1. Take a random sample and compute a point estimate (e.g., sample mean).
2. Compute the margin of error, which depends on variability and sample size.
3. The CI = point estimate ± margin of error.

If a CI for a difference or a regression coefficient includes a null value (for example, 0), you typically cannot conclude there is a statistically significant effect at the corresponding significance level.

Formulas

Basic form:
Confidence Interval = Sample Mean ± Margin of Error

Margin of Error (when population standard deviation σ is known or sample is large):
Margin of Error = z* × (σ / sqrt(n))

When σ is unknown (common), use the sample standard deviation s and the t-distribution:
Margin of Error = t* × (s / sqrt(n))

Where:
* z = critical z-value for the chosen confidence level (e.g., 1.96 for 95%).
* t = critical t-value with n−1 degrees of freedom for the chosen confidence level.
* n = sample size
* s = sample standard deviation

How to get critical values:
* For 95% confidence, α = 0.05 and you use zα/2 = 1.96 (normal approximation).
* For small samples or unknown σ, use the t-table with α/2 and df = n−1.

Example (95% CI):
1. Sample mean = 10.00, s (or σ) = 0.50, n = 25
2. z* (95%) = 1.96
3. Margin = 1.96 × (0.50 / sqrt(25)) = 1.96 × 0.10 = 0.196
4. 95% CI = 10.00 ± 0.196 → (9.804, 10.196)

Calculating in Excel

• Compute the sample mean with =AVERAGE(range).
• Compute sample standard deviation with =STDEV.S(range).
• For the t-based margin of error, use the t critical value: =T.INV.2T(alpha, n-1).
• Margin of error = T.INV.2T(alpha, n-1) * STDEV.S(range) / SQRT(n)
• Excel also offers =CONFIDENCE.T(alpha, standard_dev, size) which returns the margin of error when you supply alpha (significance level, e.g., 0.05 for 95% confidence), the sample standard deviation, and sample size.

Note: CONFIDENCE.T expects alpha = 1 − confidence_level (so use 0.05 for a 95% CI).

Uses

• Estimating population means or proportions from a sample.
• Communicating the uncertainty of estimates in polling, scientific studies, quality control, and finance.
• Informing hypothesis tests: if a CI for a parameter excludes the null value, the corresponding hypothesis test would typically reject the null at that confidence level.

Simple explanation

A confidence interval tells you how close the average from your sample is likely to be to the actual average for the whole group.

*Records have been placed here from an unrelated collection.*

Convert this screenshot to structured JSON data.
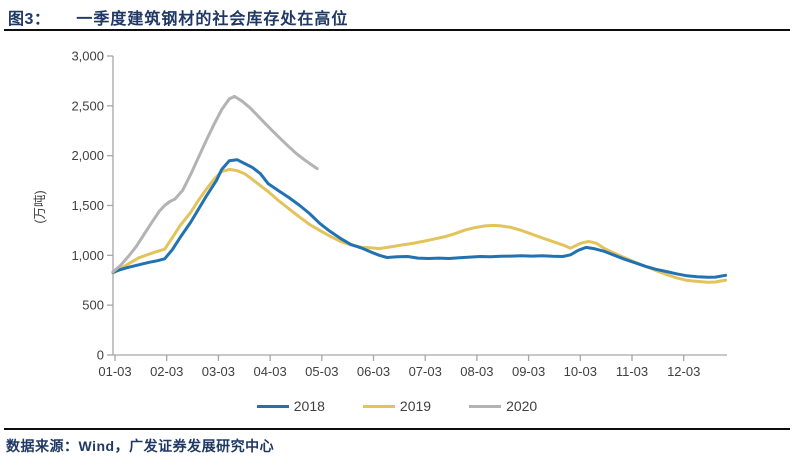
{
  "figure": {
    "label": "图3：",
    "title": "一季度建筑钢材的社会库存处在高位"
  },
  "footer": {
    "source": "数据来源：Wind，广发证券发展研究中心"
  },
  "colors": {
    "title_text": "#1f3864",
    "rule": "#0d0d0d",
    "axis_line": "#a6a6a6",
    "tick_text": "#3f3f3f",
    "series_2018": "#2272b2",
    "series_2019": "#e3c35b",
    "series_2020": "#b3b3b3"
  },
  "chart_data": {
    "type": "line",
    "title": "一季度建筑钢材的社会库存处在高位",
    "xlabel": "",
    "ylabel": "(万吨)",
    "ylim": [
      0,
      3000
    ],
    "grid": false,
    "legend_position": "bottom",
    "y_ticks": [
      {
        "value": 0,
        "label": "0"
      },
      {
        "value": 500,
        "label": "500"
      },
      {
        "value": 1000,
        "label": "1,000"
      },
      {
        "value": 1500,
        "label": "1,500"
      },
      {
        "value": 2000,
        "label": "2,000"
      },
      {
        "value": 2500,
        "label": "2,500"
      },
      {
        "value": 3000,
        "label": "3,000"
      }
    ],
    "x_ticks": [
      {
        "month": 1,
        "label": "01-03"
      },
      {
        "month": 2,
        "label": "02-03"
      },
      {
        "month": 3,
        "label": "03-03"
      },
      {
        "month": 4,
        "label": "04-03"
      },
      {
        "month": 5,
        "label": "05-03"
      },
      {
        "month": 6,
        "label": "06-03"
      },
      {
        "month": 7,
        "label": "07-03"
      },
      {
        "month": 8,
        "label": "08-03"
      },
      {
        "month": 9,
        "label": "09-03"
      },
      {
        "month": 10,
        "label": "10-03"
      },
      {
        "month": 11,
        "label": "11-03"
      },
      {
        "month": 12,
        "label": "12-03"
      }
    ],
    "series": [
      {
        "name": "2019",
        "color": "#e3c35b",
        "points": [
          [
            1.0,
            820
          ],
          [
            1.15,
            868
          ],
          [
            1.3,
            915
          ],
          [
            1.5,
            975
          ],
          [
            1.7,
            1012
          ],
          [
            1.85,
            1038
          ],
          [
            2.0,
            1062
          ],
          [
            2.15,
            1180
          ],
          [
            2.3,
            1300
          ],
          [
            2.5,
            1430
          ],
          [
            2.65,
            1550
          ],
          [
            2.8,
            1660
          ],
          [
            2.95,
            1760
          ],
          [
            3.1,
            1840
          ],
          [
            3.25,
            1862
          ],
          [
            3.4,
            1850
          ],
          [
            3.55,
            1818
          ],
          [
            3.7,
            1760
          ],
          [
            3.85,
            1700
          ],
          [
            4.0,
            1640
          ],
          [
            4.2,
            1550
          ],
          [
            4.4,
            1468
          ],
          [
            4.6,
            1388
          ],
          [
            4.8,
            1310
          ],
          [
            5.0,
            1250
          ],
          [
            5.2,
            1192
          ],
          [
            5.4,
            1140
          ],
          [
            5.6,
            1105
          ],
          [
            5.8,
            1082
          ],
          [
            6.0,
            1075
          ],
          [
            6.15,
            1068
          ],
          [
            6.4,
            1088
          ],
          [
            6.6,
            1105
          ],
          [
            6.8,
            1120
          ],
          [
            7.0,
            1140
          ],
          [
            7.2,
            1162
          ],
          [
            7.4,
            1185
          ],
          [
            7.6,
            1215
          ],
          [
            7.8,
            1252
          ],
          [
            8.0,
            1278
          ],
          [
            8.2,
            1295
          ],
          [
            8.35,
            1300
          ],
          [
            8.5,
            1295
          ],
          [
            8.7,
            1280
          ],
          [
            8.9,
            1250
          ],
          [
            9.1,
            1212
          ],
          [
            9.3,
            1175
          ],
          [
            9.5,
            1140
          ],
          [
            9.7,
            1105
          ],
          [
            9.85,
            1072
          ],
          [
            10.05,
            1122
          ],
          [
            10.2,
            1140
          ],
          [
            10.35,
            1122
          ],
          [
            10.5,
            1070
          ],
          [
            10.7,
            1020
          ],
          [
            10.9,
            975
          ],
          [
            11.1,
            930
          ],
          [
            11.3,
            888
          ],
          [
            11.5,
            848
          ],
          [
            11.7,
            808
          ],
          [
            11.9,
            775
          ],
          [
            12.1,
            748
          ],
          [
            12.3,
            738
          ],
          [
            12.5,
            730
          ],
          [
            12.65,
            732
          ],
          [
            12.85,
            752
          ]
        ]
      },
      {
        "name": "2018",
        "color": "#2272b2",
        "points": [
          [
            1.0,
            830
          ],
          [
            1.15,
            858
          ],
          [
            1.3,
            880
          ],
          [
            1.5,
            905
          ],
          [
            1.7,
            930
          ],
          [
            1.85,
            945
          ],
          [
            2.0,
            965
          ],
          [
            2.15,
            1060
          ],
          [
            2.3,
            1180
          ],
          [
            2.5,
            1330
          ],
          [
            2.65,
            1460
          ],
          [
            2.8,
            1590
          ],
          [
            3.0,
            1750
          ],
          [
            3.1,
            1860
          ],
          [
            3.25,
            1950
          ],
          [
            3.4,
            1960
          ],
          [
            3.55,
            1920
          ],
          [
            3.7,
            1880
          ],
          [
            3.85,
            1820
          ],
          [
            4.0,
            1720
          ],
          [
            4.2,
            1650
          ],
          [
            4.4,
            1580
          ],
          [
            4.6,
            1505
          ],
          [
            4.8,
            1420
          ],
          [
            5.0,
            1320
          ],
          [
            5.2,
            1240
          ],
          [
            5.4,
            1170
          ],
          [
            5.6,
            1110
          ],
          [
            5.8,
            1075
          ],
          [
            6.0,
            1030
          ],
          [
            6.15,
            1000
          ],
          [
            6.3,
            978
          ],
          [
            6.5,
            985
          ],
          [
            6.7,
            988
          ],
          [
            6.9,
            972
          ],
          [
            7.1,
            968
          ],
          [
            7.3,
            972
          ],
          [
            7.5,
            968
          ],
          [
            7.7,
            975
          ],
          [
            7.9,
            982
          ],
          [
            8.1,
            988
          ],
          [
            8.3,
            985
          ],
          [
            8.5,
            990
          ],
          [
            8.7,
            992
          ],
          [
            8.9,
            995
          ],
          [
            9.1,
            992
          ],
          [
            9.3,
            995
          ],
          [
            9.5,
            990
          ],
          [
            9.7,
            988
          ],
          [
            9.85,
            1005
          ],
          [
            10.0,
            1050
          ],
          [
            10.15,
            1080
          ],
          [
            10.3,
            1068
          ],
          [
            10.5,
            1040
          ],
          [
            10.7,
            1000
          ],
          [
            10.9,
            960
          ],
          [
            11.1,
            925
          ],
          [
            11.3,
            890
          ],
          [
            11.5,
            860
          ],
          [
            11.7,
            838
          ],
          [
            11.9,
            815
          ],
          [
            12.1,
            795
          ],
          [
            12.3,
            786
          ],
          [
            12.5,
            780
          ],
          [
            12.65,
            782
          ],
          [
            12.85,
            800
          ]
        ]
      },
      {
        "name": "2020",
        "color": "#b3b3b3",
        "points": [
          [
            1.0,
            835
          ],
          [
            1.15,
            902
          ],
          [
            1.3,
            990
          ],
          [
            1.45,
            1090
          ],
          [
            1.6,
            1210
          ],
          [
            1.75,
            1330
          ],
          [
            1.9,
            1445
          ],
          [
            2.0,
            1500
          ],
          [
            2.1,
            1540
          ],
          [
            2.2,
            1565
          ],
          [
            2.35,
            1655
          ],
          [
            2.5,
            1810
          ],
          [
            2.65,
            1980
          ],
          [
            2.8,
            2150
          ],
          [
            2.95,
            2310
          ],
          [
            3.1,
            2460
          ],
          [
            3.25,
            2570
          ],
          [
            3.35,
            2595
          ],
          [
            3.5,
            2545
          ],
          [
            3.65,
            2480
          ],
          [
            3.8,
            2400
          ],
          [
            3.95,
            2320
          ],
          [
            4.1,
            2240
          ],
          [
            4.25,
            2165
          ],
          [
            4.4,
            2090
          ],
          [
            4.55,
            2020
          ],
          [
            4.7,
            1960
          ],
          [
            4.85,
            1905
          ],
          [
            4.95,
            1870
          ]
        ]
      }
    ],
    "legend_order": [
      "2018",
      "2019",
      "2020"
    ]
  }
}
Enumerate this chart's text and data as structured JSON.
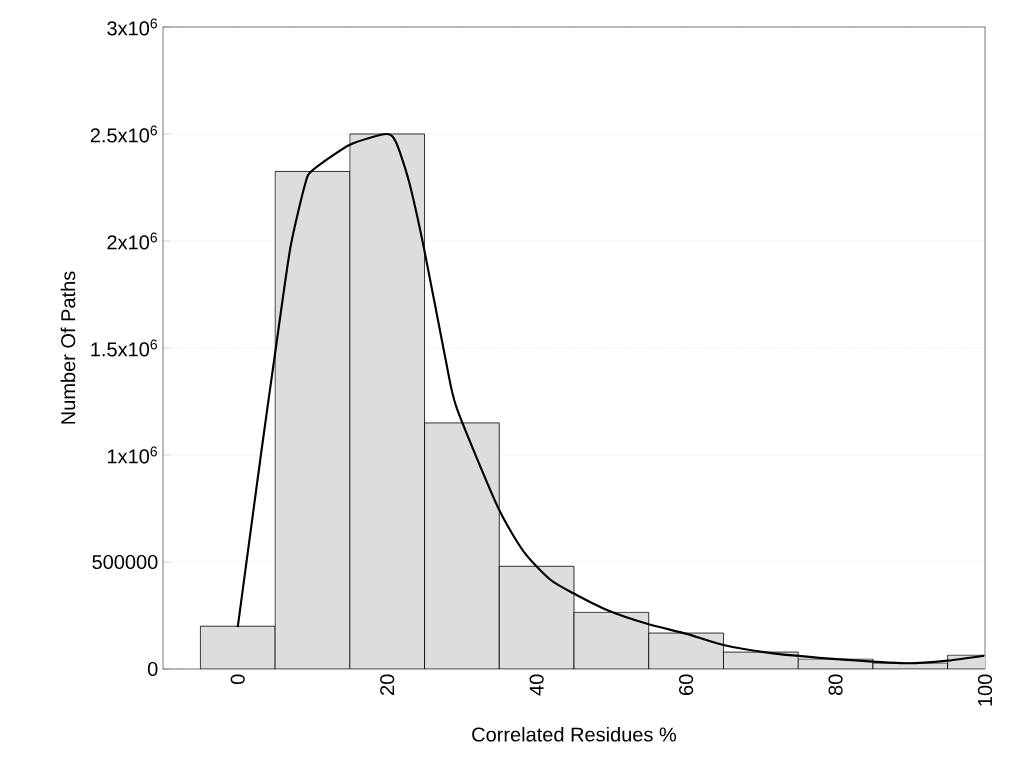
{
  "chart_data": {
    "type": "histogram",
    "xlabel": "Correlated Residues %",
    "ylabel": "Number Of Paths",
    "bins": [
      -5,
      5,
      15,
      25,
      35,
      45,
      55,
      65,
      75,
      85,
      95,
      105
    ],
    "values": [
      200000,
      2325000,
      2500000,
      1150000,
      480000,
      265000,
      168000,
      79000,
      47000,
      28000,
      65000
    ],
    "color": "#dddddd",
    "series": [
      {
        "type": "line",
        "color": "#000000",
        "x": [
          0,
          3.1,
          5.1,
          7.05,
          9.05,
          10,
          15,
          19.9,
          21.2,
          22.9,
          24.9,
          27.8,
          29.3,
          34.8,
          38.3,
          41.8,
          44.9,
          49.4,
          54.9,
          60.1,
          65,
          71.7,
          80.6,
          89.5,
          95,
          99.9
        ],
        "values": [
          196000,
          1000000,
          1500000,
          1970000,
          2270000,
          2330000,
          2450000,
          2500000,
          2460000,
          2280000,
          1970000,
          1450000,
          1220000,
          757000,
          547000,
          418000,
          354000,
          276000,
          210000,
          164000,
          112000,
          73000,
          45000,
          27000,
          39000,
          62000
        ]
      }
    ],
    "xlim": [
      -10,
      100
    ],
    "ylim": [
      0,
      3000000
    ],
    "xticks": [
      0,
      20,
      40,
      60,
      80,
      100
    ],
    "yticks": [
      0,
      500000,
      {
        "value": 1000000,
        "label": "1x10$^{6}$"
      },
      {
        "value": 1500000,
        "label": "1.5x10$^{6}$"
      },
      {
        "value": 2000000,
        "label": "2x10$^{6}$"
      },
      {
        "value": 2500000,
        "label": "2.5x10$^{6}$"
      },
      {
        "value": 3000000,
        "label": "3x10$^{6}$"
      }
    ],
    "grid": "y"
  }
}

It gives a range that probably contains the true value, along with a measure of how confident you are in that range.

Common questions

Q: What does the “0.05” mean in a 95% CI?
A: 0.05 is the significance level α, where α = 1 − confidence_level. For a 95% CI, α = 0.05. It represents the probability that a constructed interval from a single sample will not contain the true parameter.

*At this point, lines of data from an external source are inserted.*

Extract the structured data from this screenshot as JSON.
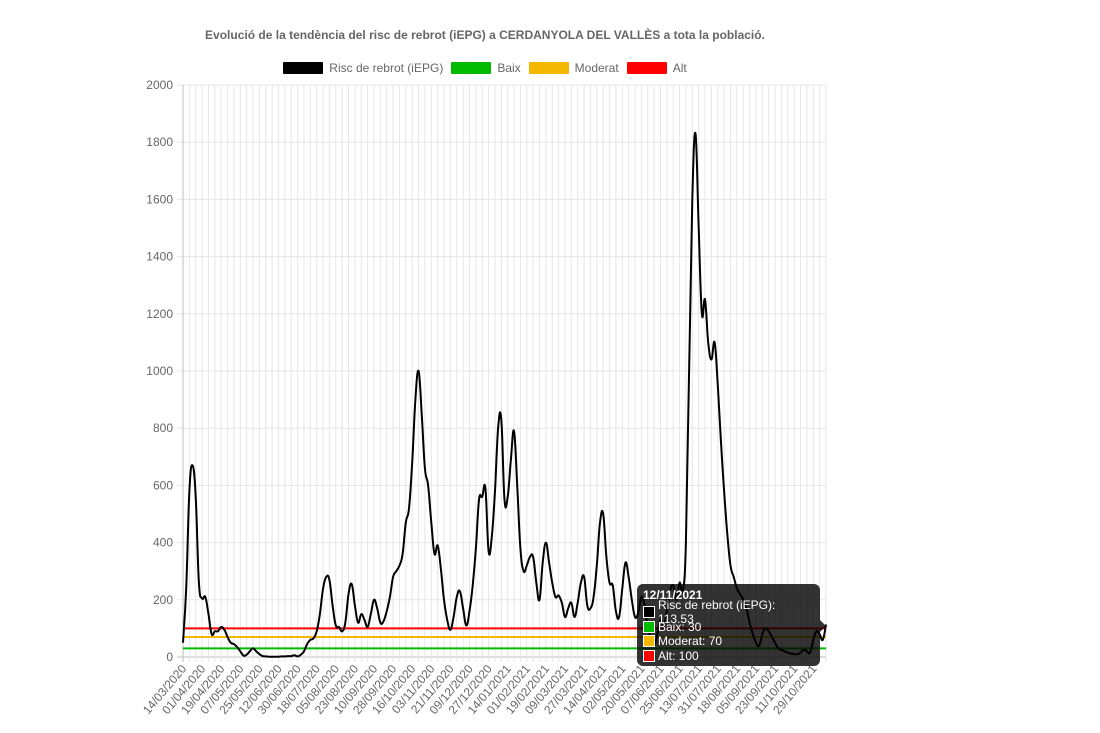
{
  "chart_data": {
    "type": "line",
    "title": "Evolució de la tendència del risc de rebrot (iEPG) a CERDANYOLA DEL VALLÈS a tota la població.",
    "ylim": [
      0,
      2000
    ],
    "yticks": [
      0,
      200,
      400,
      600,
      800,
      1000,
      1200,
      1400,
      1600,
      1800,
      2000
    ],
    "x_start": "14/03/2020",
    "x_end": "12/11/2021",
    "xtick_labels": [
      "14/03/2020",
      "01/04/2020",
      "19/04/2020",
      "07/05/2020",
      "25/05/2020",
      "12/06/2020",
      "30/06/2020",
      "18/07/2020",
      "05/08/2020",
      "23/08/2020",
      "10/09/2020",
      "28/09/2020",
      "16/10/2020",
      "03/11/2020",
      "21/11/2020",
      "09/12/2020",
      "27/12/2020",
      "14/01/2021",
      "01/02/2021",
      "19/02/2021",
      "09/03/2021",
      "27/03/2021",
      "14/04/2021",
      "02/05/2021",
      "20/05/2021",
      "07/06/2021",
      "25/06/2021",
      "13/07/2021",
      "31/07/2021",
      "18/08/2021",
      "05/09/2021",
      "23/09/2021",
      "11/10/2021",
      "29/10/2021"
    ],
    "grid": true,
    "legend_position": "top",
    "series": [
      {
        "name": "Risc de rebrot (iEPG)",
        "color": "#000000",
        "points": [
          [
            0,
            50
          ],
          [
            3,
            240
          ],
          [
            6,
            580
          ],
          [
            9,
            670
          ],
          [
            12,
            560
          ],
          [
            15,
            260
          ],
          [
            18,
            205
          ],
          [
            21,
            210
          ],
          [
            24,
            150
          ],
          [
            27,
            80
          ],
          [
            30,
            90
          ],
          [
            33,
            90
          ],
          [
            36,
            105
          ],
          [
            39,
            95
          ],
          [
            42,
            70
          ],
          [
            45,
            50
          ],
          [
            48,
            45
          ],
          [
            51,
            35
          ],
          [
            54,
            20
          ],
          [
            57,
            5
          ],
          [
            60,
            8
          ],
          [
            63,
            20
          ],
          [
            66,
            30
          ],
          [
            69,
            20
          ],
          [
            72,
            10
          ],
          [
            75,
            3
          ],
          [
            78,
            2
          ],
          [
            81,
            1
          ],
          [
            84,
            1
          ],
          [
            87,
            1
          ],
          [
            90,
            1
          ],
          [
            93,
            2
          ],
          [
            96,
            2
          ],
          [
            99,
            3
          ],
          [
            102,
            3
          ],
          [
            105,
            6
          ],
          [
            108,
            2
          ],
          [
            111,
            8
          ],
          [
            114,
            20
          ],
          [
            117,
            45
          ],
          [
            120,
            60
          ],
          [
            123,
            65
          ],
          [
            126,
            90
          ],
          [
            129,
            150
          ],
          [
            132,
            240
          ],
          [
            135,
            280
          ],
          [
            138,
            270
          ],
          [
            141,
            180
          ],
          [
            144,
            110
          ],
          [
            147,
            105
          ],
          [
            150,
            90
          ],
          [
            153,
            120
          ],
          [
            156,
            220
          ],
          [
            159,
            255
          ],
          [
            162,
            180
          ],
          [
            165,
            120
          ],
          [
            168,
            150
          ],
          [
            171,
            130
          ],
          [
            174,
            105
          ],
          [
            177,
            150
          ],
          [
            180,
            200
          ],
          [
            183,
            170
          ],
          [
            186,
            120
          ],
          [
            189,
            125
          ],
          [
            192,
            160
          ],
          [
            195,
            210
          ],
          [
            198,
            280
          ],
          [
            201,
            300
          ],
          [
            204,
            320
          ],
          [
            207,
            360
          ],
          [
            210,
            470
          ],
          [
            213,
            520
          ],
          [
            216,
            680
          ],
          [
            219,
            900
          ],
          [
            222,
            1000
          ],
          [
            225,
            850
          ],
          [
            228,
            660
          ],
          [
            231,
            600
          ],
          [
            234,
            470
          ],
          [
            237,
            360
          ],
          [
            240,
            390
          ],
          [
            243,
            310
          ],
          [
            246,
            200
          ],
          [
            249,
            130
          ],
          [
            252,
            95
          ],
          [
            255,
            140
          ],
          [
            258,
            210
          ],
          [
            261,
            230
          ],
          [
            264,
            170
          ],
          [
            267,
            110
          ],
          [
            270,
            160
          ],
          [
            273,
            250
          ],
          [
            276,
            380
          ],
          [
            279,
            550
          ],
          [
            282,
            560
          ],
          [
            285,
            590
          ],
          [
            288,
            370
          ],
          [
            291,
            420
          ],
          [
            294,
            580
          ],
          [
            297,
            800
          ],
          [
            300,
            830
          ],
          [
            303,
            550
          ],
          [
            306,
            560
          ],
          [
            309,
            690
          ],
          [
            312,
            790
          ],
          [
            315,
            600
          ],
          [
            318,
            380
          ],
          [
            321,
            300
          ],
          [
            324,
            320
          ],
          [
            327,
            350
          ],
          [
            330,
            350
          ],
          [
            333,
            260
          ],
          [
            336,
            200
          ],
          [
            339,
            330
          ],
          [
            342,
            400
          ],
          [
            345,
            330
          ],
          [
            348,
            260
          ],
          [
            351,
            210
          ],
          [
            354,
            215
          ],
          [
            357,
            190
          ],
          [
            360,
            140
          ],
          [
            363,
            170
          ],
          [
            366,
            190
          ],
          [
            369,
            140
          ],
          [
            372,
            190
          ],
          [
            375,
            260
          ],
          [
            378,
            280
          ],
          [
            381,
            180
          ],
          [
            384,
            170
          ],
          [
            387,
            210
          ],
          [
            390,
            320
          ],
          [
            393,
            470
          ],
          [
            396,
            500
          ],
          [
            399,
            350
          ],
          [
            402,
            260
          ],
          [
            405,
            250
          ],
          [
            408,
            160
          ],
          [
            411,
            140
          ],
          [
            414,
            240
          ],
          [
            417,
            330
          ],
          [
            420,
            280
          ],
          [
            423,
            200
          ],
          [
            426,
            140
          ],
          [
            429,
            155
          ],
          [
            432,
            210
          ],
          [
            435,
            180
          ],
          [
            438,
            100
          ],
          [
            441,
            70
          ],
          [
            444,
            40
          ],
          [
            447,
            80
          ],
          [
            450,
            130
          ],
          [
            453,
            110
          ],
          [
            456,
            160
          ],
          [
            459,
            230
          ],
          [
            462,
            250
          ],
          [
            465,
            200
          ],
          [
            468,
            260
          ],
          [
            471,
            230
          ],
          [
            474,
            400
          ],
          [
            477,
            1000
          ],
          [
            480,
            1600
          ],
          [
            483,
            1830
          ],
          [
            486,
            1500
          ],
          [
            489,
            1200
          ],
          [
            492,
            1250
          ],
          [
            495,
            1100
          ],
          [
            498,
            1040
          ],
          [
            501,
            1100
          ],
          [
            504,
            950
          ],
          [
            507,
            750
          ],
          [
            510,
            580
          ],
          [
            513,
            430
          ],
          [
            516,
            320
          ],
          [
            519,
            280
          ],
          [
            522,
            240
          ],
          [
            525,
            220
          ],
          [
            528,
            200
          ],
          [
            531,
            170
          ],
          [
            534,
            120
          ],
          [
            537,
            80
          ],
          [
            540,
            50
          ],
          [
            543,
            40
          ],
          [
            546,
            80
          ],
          [
            549,
            100
          ],
          [
            552,
            90
          ],
          [
            555,
            70
          ],
          [
            558,
            50
          ],
          [
            561,
            30
          ],
          [
            564,
            25
          ],
          [
            567,
            20
          ],
          [
            570,
            15
          ],
          [
            573,
            12
          ],
          [
            576,
            10
          ],
          [
            579,
            10
          ],
          [
            582,
            15
          ],
          [
            585,
            25
          ],
          [
            588,
            20
          ],
          [
            591,
            15
          ],
          [
            594,
            60
          ],
          [
            597,
            90
          ],
          [
            600,
            80
          ],
          [
            603,
            60
          ],
          [
            606,
            113.53
          ]
        ]
      },
      {
        "name": "Baix",
        "color": "#00bb00",
        "constant": 30
      },
      {
        "name": "Moderat",
        "color": "#f5b800",
        "constant": 70
      },
      {
        "name": "Alt",
        "color": "#ff0000",
        "constant": 100
      }
    ]
  },
  "tooltip": {
    "title": "12/11/2021",
    "rows": [
      {
        "label": "Risc de rebrot (iEPG): 113.53",
        "color": "#000000"
      },
      {
        "label": "Baix: 30",
        "color": "#00bb00"
      },
      {
        "label": "Moderat: 70",
        "color": "#f5b800"
      },
      {
        "label": "Alt: 100",
        "color": "#ff0000"
      }
    ]
  }
}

Q: What is a “good” confidence interval?
A: “Good” depends on context. A 95% CI is commonly used because it balances confidence with precision. Higher confidence (e.g., 99%) reduces the chance of missing the true value but widens the interval. Larger sample sizes produce narrower, more precise intervals.

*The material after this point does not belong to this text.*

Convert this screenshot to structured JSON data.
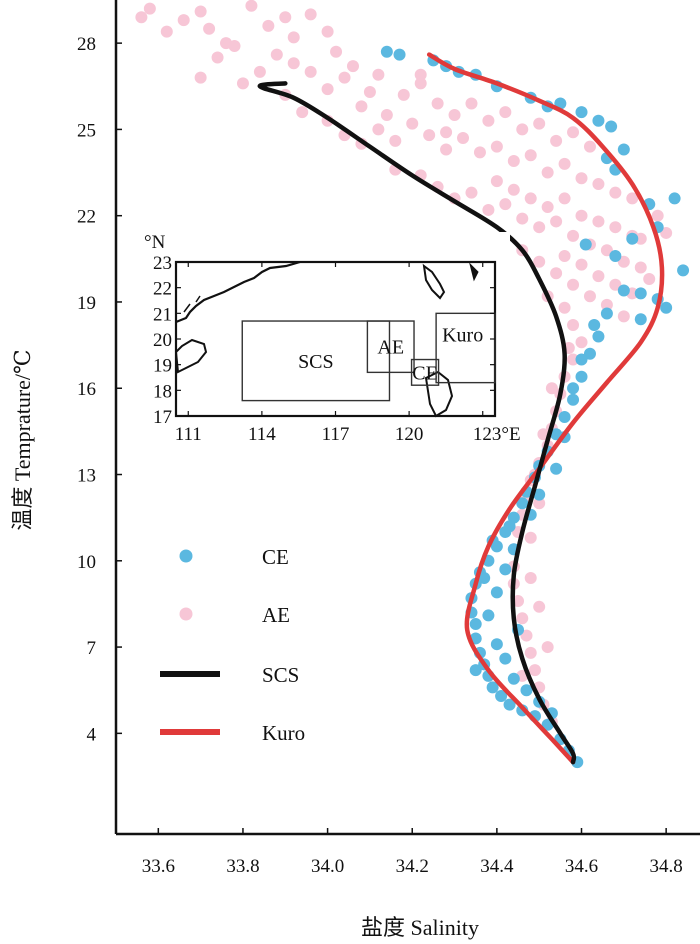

Q: When should I use z vs. t?
A: Use z (normal distribution) when the population standard deviation is known or the sample size is large. Use t when the population standard deviation is unknown and the sample size is small.

Takeaway

Confidence intervals quantify uncertainty around sample estimates. They combine a point estimate with a margin of error determined by variability, sample size, and the chosen confidence level. Interpreting CIs correctly helps assess the reliability of statistical conclusions.